DiffractMOD is well-suited to a variety of photonic applications including diffractive optical elements, narrow wavelength filters, DWDMs, polarization sensitive devices, optical interconnects, optical data storage, microlens arrays, and beam splitters and shapers. It can also be used in semiconductor manufacturing process for optical profilometry and nano-metrology.
DiffractMOD is based on the rigorous coupled wave analysis (RCWA) method and implements several advanced algorithms including a fast converging formulation of Maxwell equations and a numerical stabilization scheme. The RCWA method uses the concept of a unit cell to handle both 2D and 3D periodic structures and is specifically tailored for multilayer structures. The unit cell definition can have arbitrary geometry and the index distribution can consist of both standard dielectric materials and dispersive or lossy materials such as metals. The input or incident plane wave can have arbitrary direction and polarization. Various simulation results can be output including diffraction efficiency, each vectorial field component, and both near and far fields.

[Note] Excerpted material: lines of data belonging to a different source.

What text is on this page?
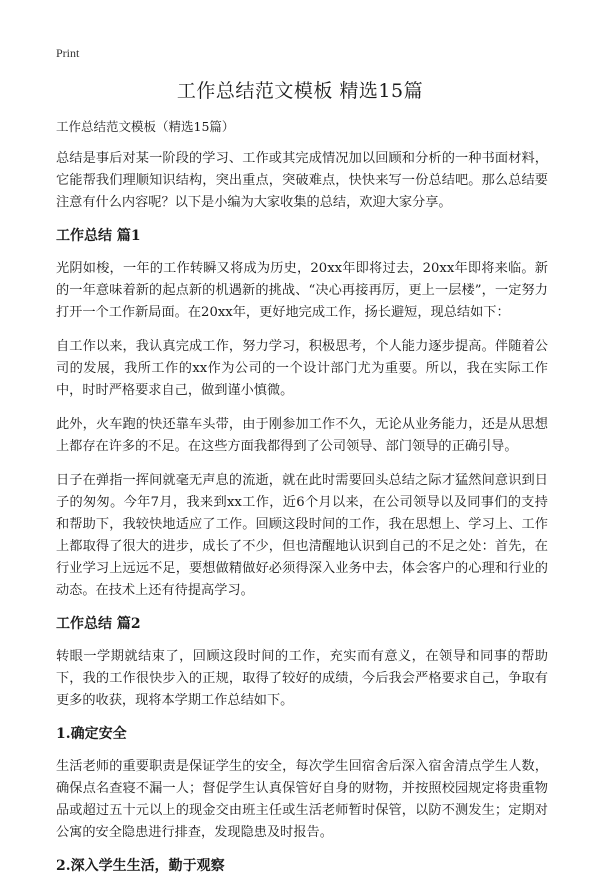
Print
工作总结范文模板 精选15篇
工作总结范文模板（精选15篇）

总结是事后对某一阶段的学习、工作或其完成情况加以回顾和分析的一种书面材料，它能帮我们理顺知识结构，突出重点，突破难点，快快来写一份总结吧。那么总结要注意有什么内容呢？以下是小编为大家收集的总结，欢迎大家分享。

工作总结 篇1

光阴如梭，一年的工作转瞬又将成为历史，20xx年即将过去，20xx年即将来临。新的一年意味着新的起点新的机遇新的挑战、“决心再接再厉，更上一层楼”，一定努力打开一个工作新局面。在20xx年，更好地完成工作，扬长避短，现总结如下：

自工作以来，我认真完成工作，努力学习，积极思考，个人能力逐步提高。伴随着公司的发展，我所工作的xx作为公司的一个设计部门尤为重要。所以，我在实际工作中，时时严格要求自己，做到谨小慎微。

此外，火车跑的快还靠车头带，由于刚参加工作不久，无论从业务能力，还是从思想上都存在许多的不足。在这些方面我都得到了公司领导、部门领导的正确引导。

日子在弹指一挥间就毫无声息的流逝，就在此时需要回头总结之际才猛然间意识到日子的匆匆。今年7月，我来到xx工作，近6个月以来，在公司领导以及同事们的支持和帮助下，我较快地适应了工作。回顾这段时间的工作，我在思想上、学习上、工作上都取得了很大的进步，成长了不少，但也清醒地认识到自己的不足之处：首先，在行业学习上远远不足，要想做精做好必须得深入业务中去，体会客户的心理和行业的动态。在技术上还有待提高学习。

工作总结 篇2

转眼一学期就结束了，回顾这段时间的工作，充实而有意义，在领导和同事的帮助下，我的工作很快步入的正规，取得了较好的成绩，今后我会严格要求自己，争取有更多的收获，现将本学期工作总结如下。

1.确定安全

生活老师的重要职责是保证学生的安全，每次学生回宿舍后深入宿舍清点学生人数，确保点名查寝不漏一人；督促学生认真保管好自身的财物，并按照校园规定将贵重物品或超过五十元以上的现金交由班主任或生活老师暂时保管，以防不测发生；定期对公寓的安全隐患进行排查，发现隐患及时报告。

2.深入学生生活，勤于观察
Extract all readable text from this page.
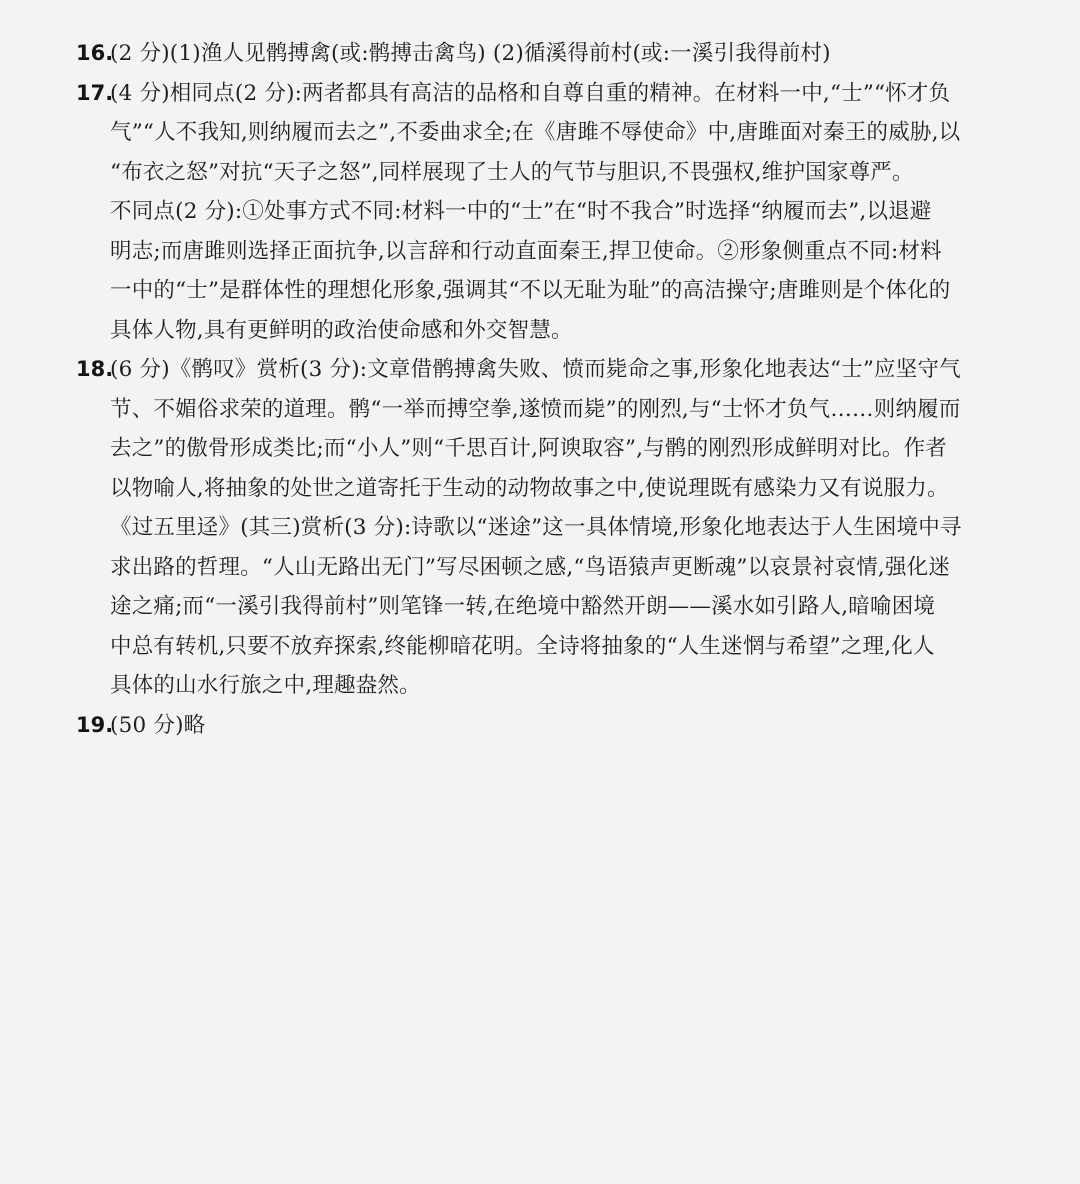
16.
(2 分)(1)渔人见鹘搏禽(或:鹘搏击禽鸟) (2)循溪得前村(或:一溪引我得前村)
17.
(4 分)相同点(2 分):两者都具有高洁的品格和自尊自重的精神。在材料一中,“士”“怀才负
气”“人不我知,则纳履而去之”,不委曲求全;在《唐雎不辱使命》中,唐雎面对秦王的威胁,以
“布衣之怒”对抗“天子之怒”,同样展现了士人的气节与胆识,不畏强权,维护国家尊严。
不同点(2 分):①处事方式不同:材料一中的“士”在“时不我合”时选择“纳履而去”,以退避
明志;而唐雎则选择正面抗争,以言辞和行动直面秦王,捍卫使命。②形象侧重点不同:材料
一中的“士”是群体性的理想化形象,强调其“不以无耻为耻”的高洁操守;唐雎则是个体化的
具体人物,具有更鲜明的政治使命感和外交智慧。
18.
(6 分)《鹘叹》赏析(3 分):文章借鹘搏禽失败、愤而毙命之事,形象化地表达“士”应坚守气
节、不媚俗求荣的道理。鹘“一举而搏空拳,遂愤而毙”的刚烈,与“士怀才负气……则纳履而
去之”的傲骨形成类比;而“小人”则“千思百计,阿谀取容”,与鹘的刚烈形成鲜明对比。作者
以物喻人,将抽象的处世之道寄托于生动的动物故事之中,使说理既有感染力又有说服力。
《过五里迳》(其三)赏析(3 分):诗歌以“迷途”这一具体情境,形象化地表达于人生困境中寻
求出路的哲理。“人山无路出无门”写尽困顿之感,“鸟语猿声更断魂”以哀景衬哀情,强化迷
途之痛;而“一溪引我得前村”则笔锋一转,在绝境中豁然开朗——溪水如引路人,暗喻困境
中总有转机,只要不放弃探索,终能柳暗花明。全诗将抽象的“人生迷惘与希望”之理,化人
具体的山水行旅之中,理趣盎然。
19.
(50 分)略
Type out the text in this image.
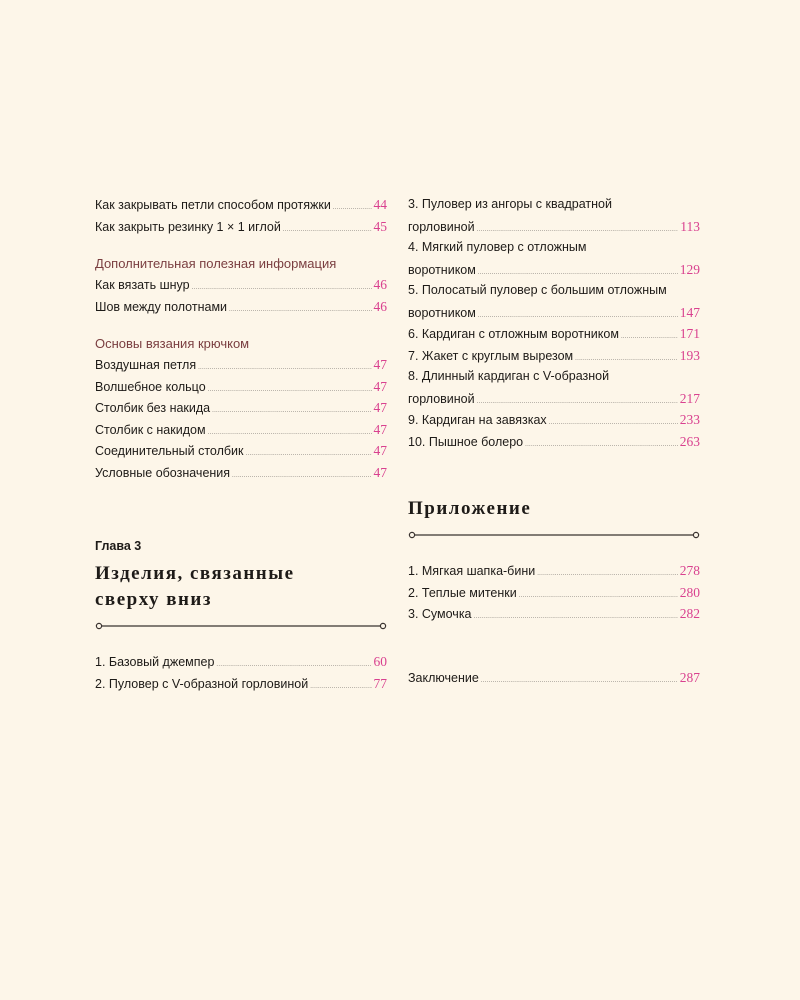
Как закрывать петли способом протяжки .....	44
Как закрыть резинку 1 × 1 иглой .....	45
Дополнительная полезная информация
Как вязать шнур .....	46
Шов между полотнами .....	46
Основы вязания крючком
Воздушная петля .....	47
Волшебное кольцо .....	47
Столбик без накида .....	47
Столбик с накидом .....	47
Соединительный столбик .....	47
Условные обозначения .....	47
Глава 3
Изделия, связанные
сверху вниз
1. Базовый джемпер .....	60
2. Пуловер с V-образной горловиной .....	77
3. Пуловер из ангоры с квадратной
горловиной .....	113
4. Мягкий пуловер с отложным
воротником .....	129
5. Полосатый пуловер с большим отложным
воротником .....	147
6. Кардиган с отложным воротником .....	171
7. Жакет с круглым вырезом .....	193
8. Длинный кардиган с V-образной
горловиной .....	217
9. Кардиган на завязках .....	233
10. Пышное болеро .....	263
Приложение
1. Мягкая шапка-бини .....	278
2. Теплые митенки .....	280
3. Сумочка .....	282
Заключение .....	287
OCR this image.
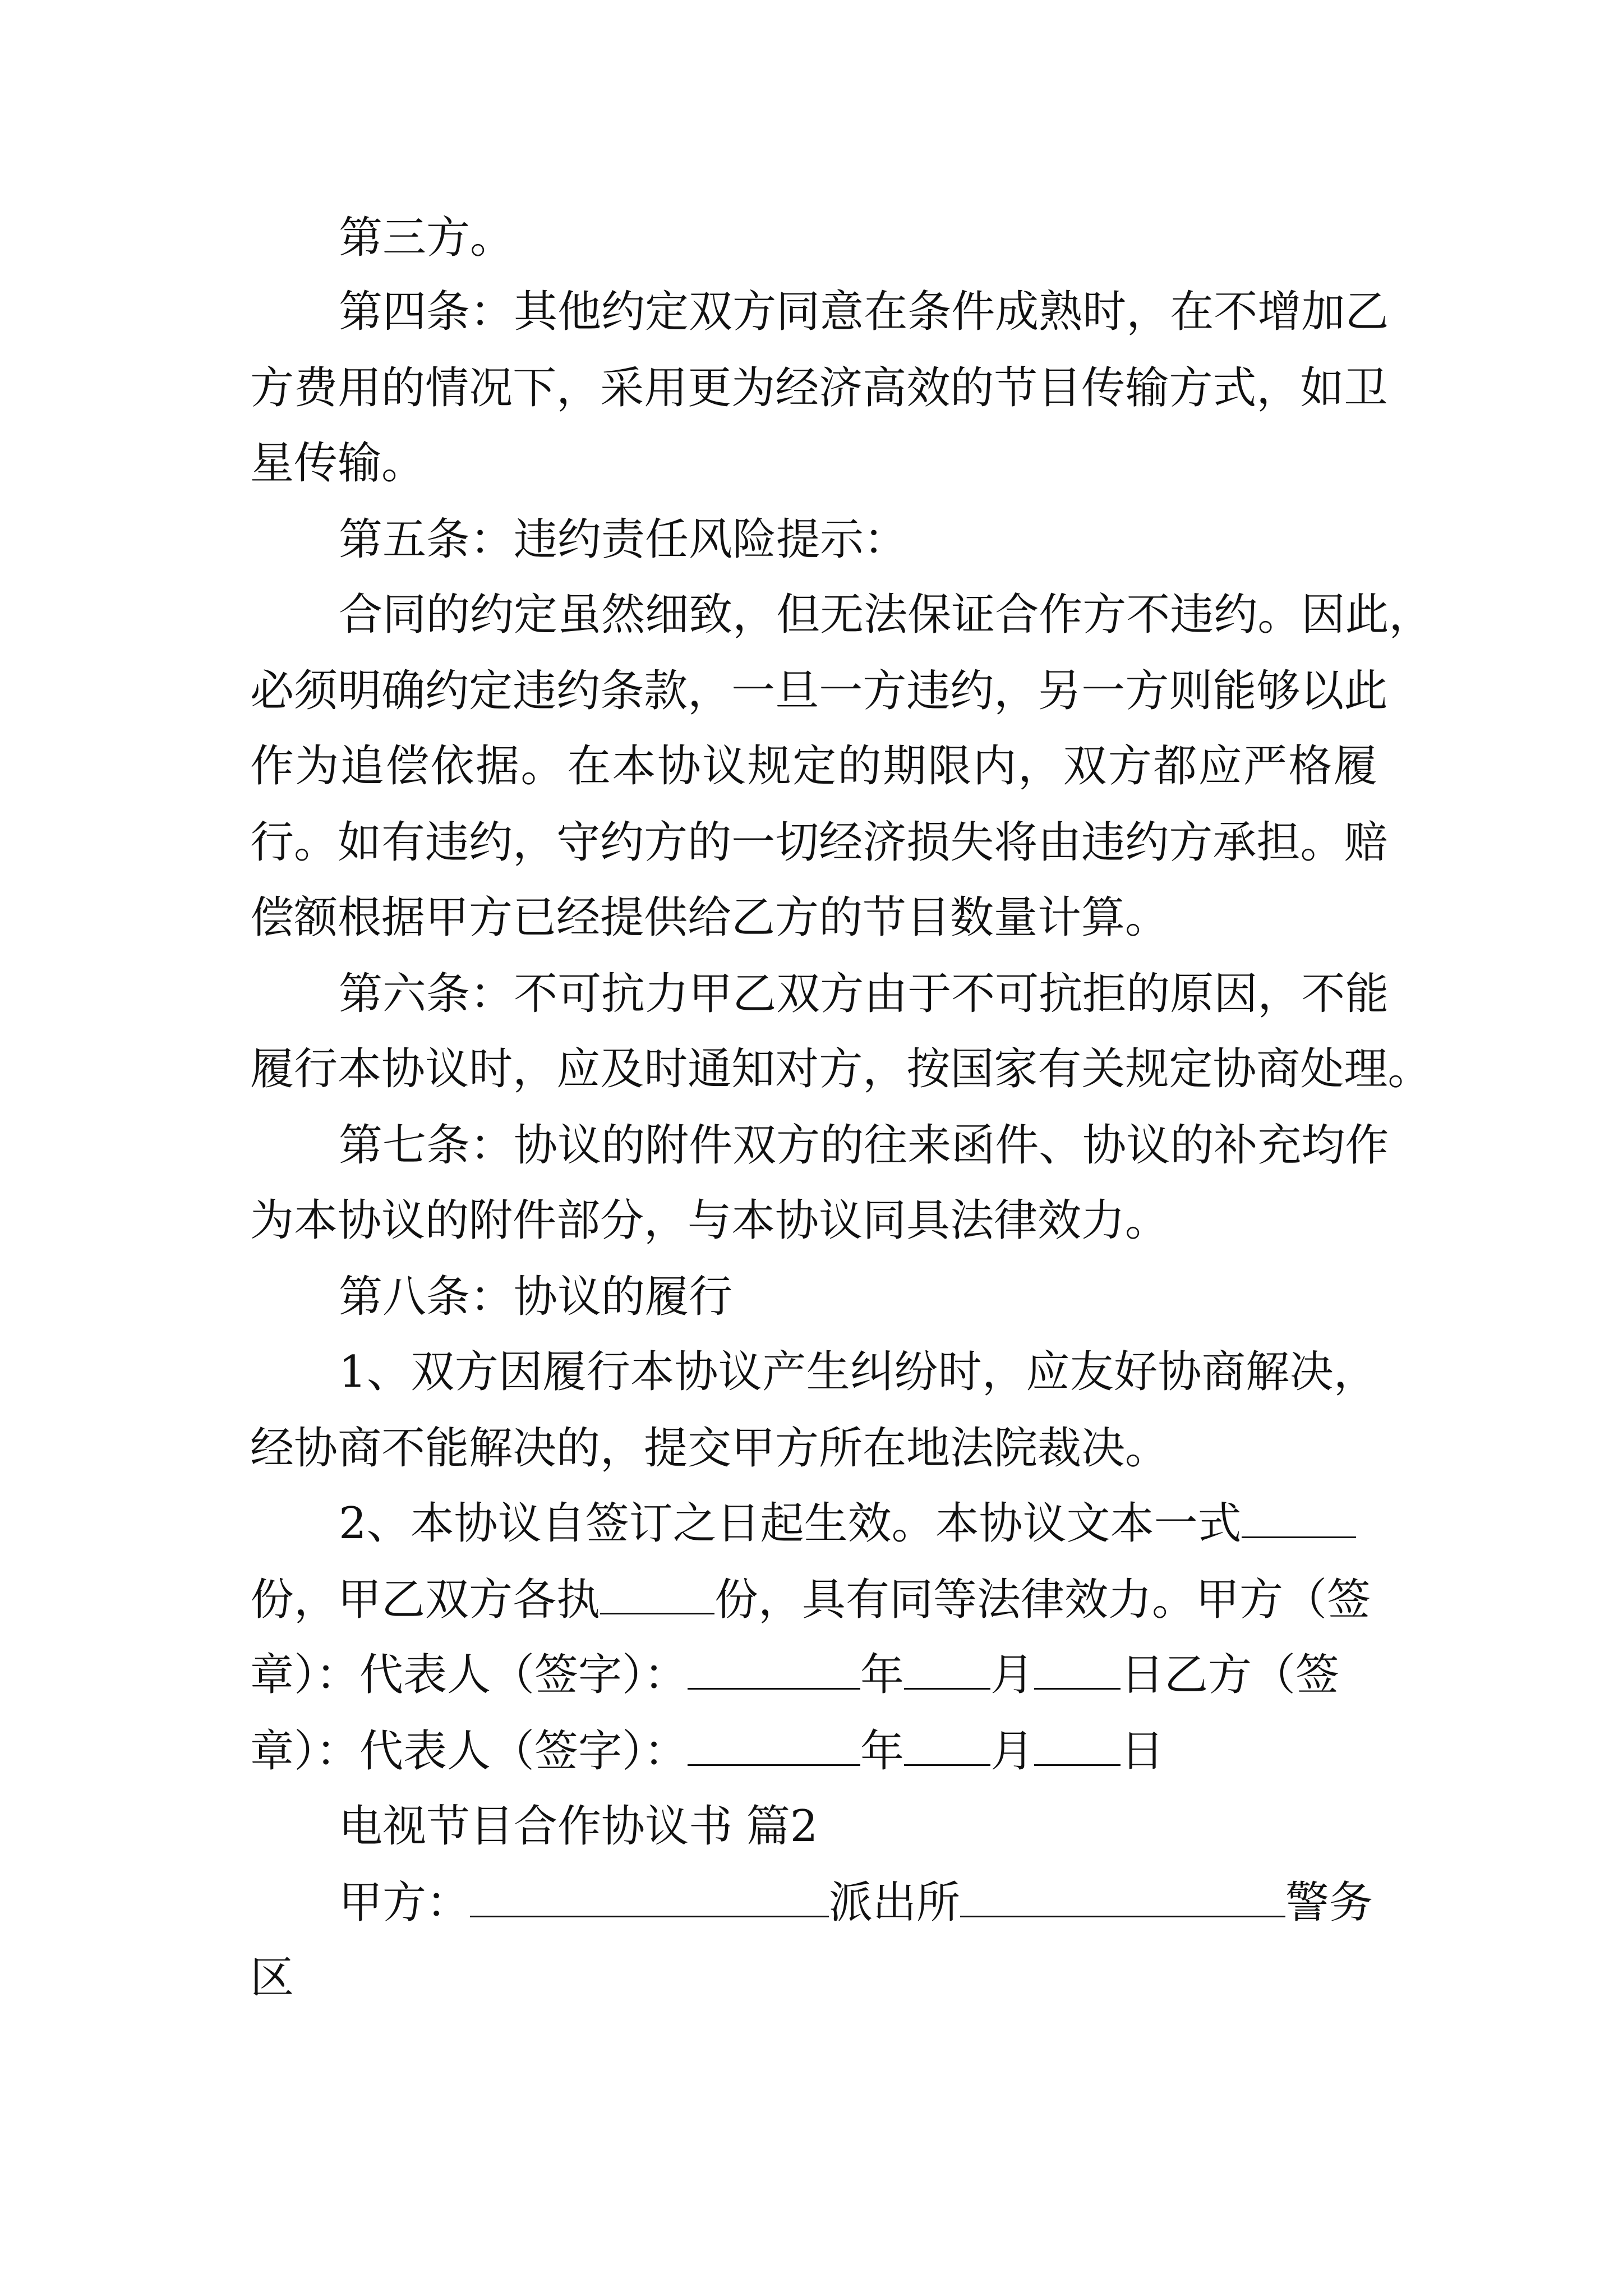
第三方。
第 四 条 ： 其 他 约 定 双 方 同 意 在 条 件 成 熟 时 ， 在 不 增 加 乙
方 费 用 的 情 况 下 ， 采 用 更 为 经 济 高 效 的 节 目 传 输 方 式 ， 如 卫
星传输。
第五条：违约责任风险提示：
合 同 的 约 定 虽 然 细 致 ， 但 无 法 保 证 合 作 方 不 违 约 。 因 此 ，
必 须 明 确 约 定 违 约 条 款 ， 一 旦 一 方 违 约 ， 另 一 方 则 能 够 以 此
作 为 追 偿 依 据 。 在 本 协 议 规 定 的 期 限 内 ， 双 方 都 应 严 格 履
行 。 如 有 违 约 ， 守 约 方 的 一 切 经 济 损 失 将 由 违 约 方 承 担 。 赔
偿额根据甲方已经提供给乙方的节目数量计算。
第 六 条 ： 不 可 抗 力 甲 乙 双 方 由 于 不 可 抗 拒 的 原 因 ， 不 能
履 行 本 协 议 时 ， 应 及 时 通 知 对 方 ， 按 国 家 有 关 规 定 协 商 处 理 。
第 七 条 ： 协 议 的 附 件 双 方 的 往 来 函 件 、 协 议 的 补 充 均 作
为本协议的附件部分，与本协议同具法律效力。
第八条：协议的履行
1 、 双 方 因 履 行 本 协 议 产 生 纠 纷 时 ， 应 友 好 协 商 解 决 ，
经协商不能解决的，提交甲方所在地法院裁决。
2、本协议自签订之日起生效。本协议文本一式
份，甲乙双方各执	份，具有同等法律效力。甲方（签
章）：代表人（签字）：	年 月 日乙方（签
章）：代表人（签字）：	年 月 日
电视节目合作协议书 篇2
甲方：	派出所	警务
区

DiffractMOD also shares the same RSoft Photonic CAD Layout interface as the company's other component tools. The CAD interface allows the accurate definition of an arbitrary profile without limitations associated with a piecewise approximation. Optimized results can be found quickly as the design and modeling process is fully parameterized, which enables batch simulations.
A significant advantage of a shared CAD interface is that once designers create and analyze the diffractive structure in DiffractMOD, the same design layout can be directly simulated in the company's FullWAVE and BandSOLVE for other aspects of the same structure, such as time-domain response with finite-difference time domain method or band structure analysis with plane wave expansion method.
DiffractMOD can also be easily used with RSoft's BeamPROP, BandSOLVE, FullWAVE and GratingMOD for hybrid simulation of a multiple component module.